Brophy on quest for governorship
GOP candidate says Denver is deaf to rural Colorado
Sam Green/Cortez Journal
Greg Brophy, a Republican gubernatorial hopeful, believes in his heart that northern Colorado counties should secede from the state, but his head tells him something else.
“As an individual, because I want this great state to stay together, I will vote against it on the ballot, but I’m really happy that my county commissioners are putting it on the ballot and talking about it,” he told the Cortez Journal on Thursday.
A native of Wray in Yuma County, Brophy said all measures have been exhausted in attempts to ensure elected officials, namely Gov.

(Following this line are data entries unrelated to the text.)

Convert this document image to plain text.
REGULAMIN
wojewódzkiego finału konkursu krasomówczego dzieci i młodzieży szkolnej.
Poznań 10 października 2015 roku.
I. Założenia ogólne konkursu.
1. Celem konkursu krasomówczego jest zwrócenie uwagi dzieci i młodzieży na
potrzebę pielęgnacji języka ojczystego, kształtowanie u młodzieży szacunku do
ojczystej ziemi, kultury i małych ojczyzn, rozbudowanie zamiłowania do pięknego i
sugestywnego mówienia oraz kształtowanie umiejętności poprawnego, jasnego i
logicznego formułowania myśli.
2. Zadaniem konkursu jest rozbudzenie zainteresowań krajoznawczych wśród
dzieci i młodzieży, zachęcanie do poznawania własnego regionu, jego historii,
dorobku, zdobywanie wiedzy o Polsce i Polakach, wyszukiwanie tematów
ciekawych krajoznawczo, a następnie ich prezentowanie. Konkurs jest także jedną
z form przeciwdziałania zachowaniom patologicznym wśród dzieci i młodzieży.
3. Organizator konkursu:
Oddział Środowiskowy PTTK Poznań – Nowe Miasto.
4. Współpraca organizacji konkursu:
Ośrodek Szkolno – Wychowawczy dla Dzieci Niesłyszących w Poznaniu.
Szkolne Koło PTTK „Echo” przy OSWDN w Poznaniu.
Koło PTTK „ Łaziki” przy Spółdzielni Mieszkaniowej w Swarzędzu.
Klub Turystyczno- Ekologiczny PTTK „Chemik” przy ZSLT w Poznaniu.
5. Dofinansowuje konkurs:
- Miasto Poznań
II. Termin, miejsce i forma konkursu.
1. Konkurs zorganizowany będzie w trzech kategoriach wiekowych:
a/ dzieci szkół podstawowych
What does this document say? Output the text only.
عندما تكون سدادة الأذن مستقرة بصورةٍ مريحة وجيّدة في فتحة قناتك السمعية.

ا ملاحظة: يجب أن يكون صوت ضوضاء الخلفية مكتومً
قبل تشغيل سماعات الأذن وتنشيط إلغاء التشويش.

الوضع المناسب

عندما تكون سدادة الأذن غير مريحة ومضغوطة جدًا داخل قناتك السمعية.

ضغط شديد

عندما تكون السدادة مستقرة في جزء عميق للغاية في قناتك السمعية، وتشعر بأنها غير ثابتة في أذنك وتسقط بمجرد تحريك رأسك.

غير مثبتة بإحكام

John Hickenlooper, and the Democratic-controlled General Assembly heed concerns on gun control and a rural renewable electric bill.
Brophy said Colorado’s 36th governor has simply ignored every group and nearly all of legislators from rural Colorado who took a position to oppose those bills.
“The secessionist movement is sort of the last desperate act of a constituency that feels like they haven’t been listened to,” Brophy said.
When reminded secession hasn’t proved advantageous in American history, Brophy said that’s why his head disagrees with his heart.
“In my heart, I want to go,” he said. “I want to secede, but my head tells me it won’t work, and we need to keep this state together.”
Running as a libertarian conservative dedicated to kitchen-table issues, Brophy said he believes Colorado can be a beacon of light for freedom for the entire nation.
He was in Cortez Thursday, and met with gun-rights activists at the Summit Shooting Center earlier in the day. Brophy said he opposed any future gun-control measures, despite the fact that firearms have safety locks.
“More gun control has never improved public safety,” he said.
A member of the Colorado Legislature for the past decade as both a senator and a representative, Brophy said his record shows that he is able to work across party lines to enact legislation for all Coloradoans. He specifically mentioned his efforts to work with Democrats to reform the state’s public pension program.
“I know we can work with the other side without compromising our ideals,” he said.
As a result of his legislative experience, Brophy said while someone may have the best idea in the world, in order to get legislation passed one must be able to work with others with different views.
“It’s time for an experienced leader to run for all of the state,” he said.
After the primary, Brophy said he would like to return to Montezuma County, perhaps as part of a bicycle tour. An avid cyclist, Brophy said he wants to connect with all citizens.
“I’m not a typical Republican,” he said. “I’m a typical Coloradoan.”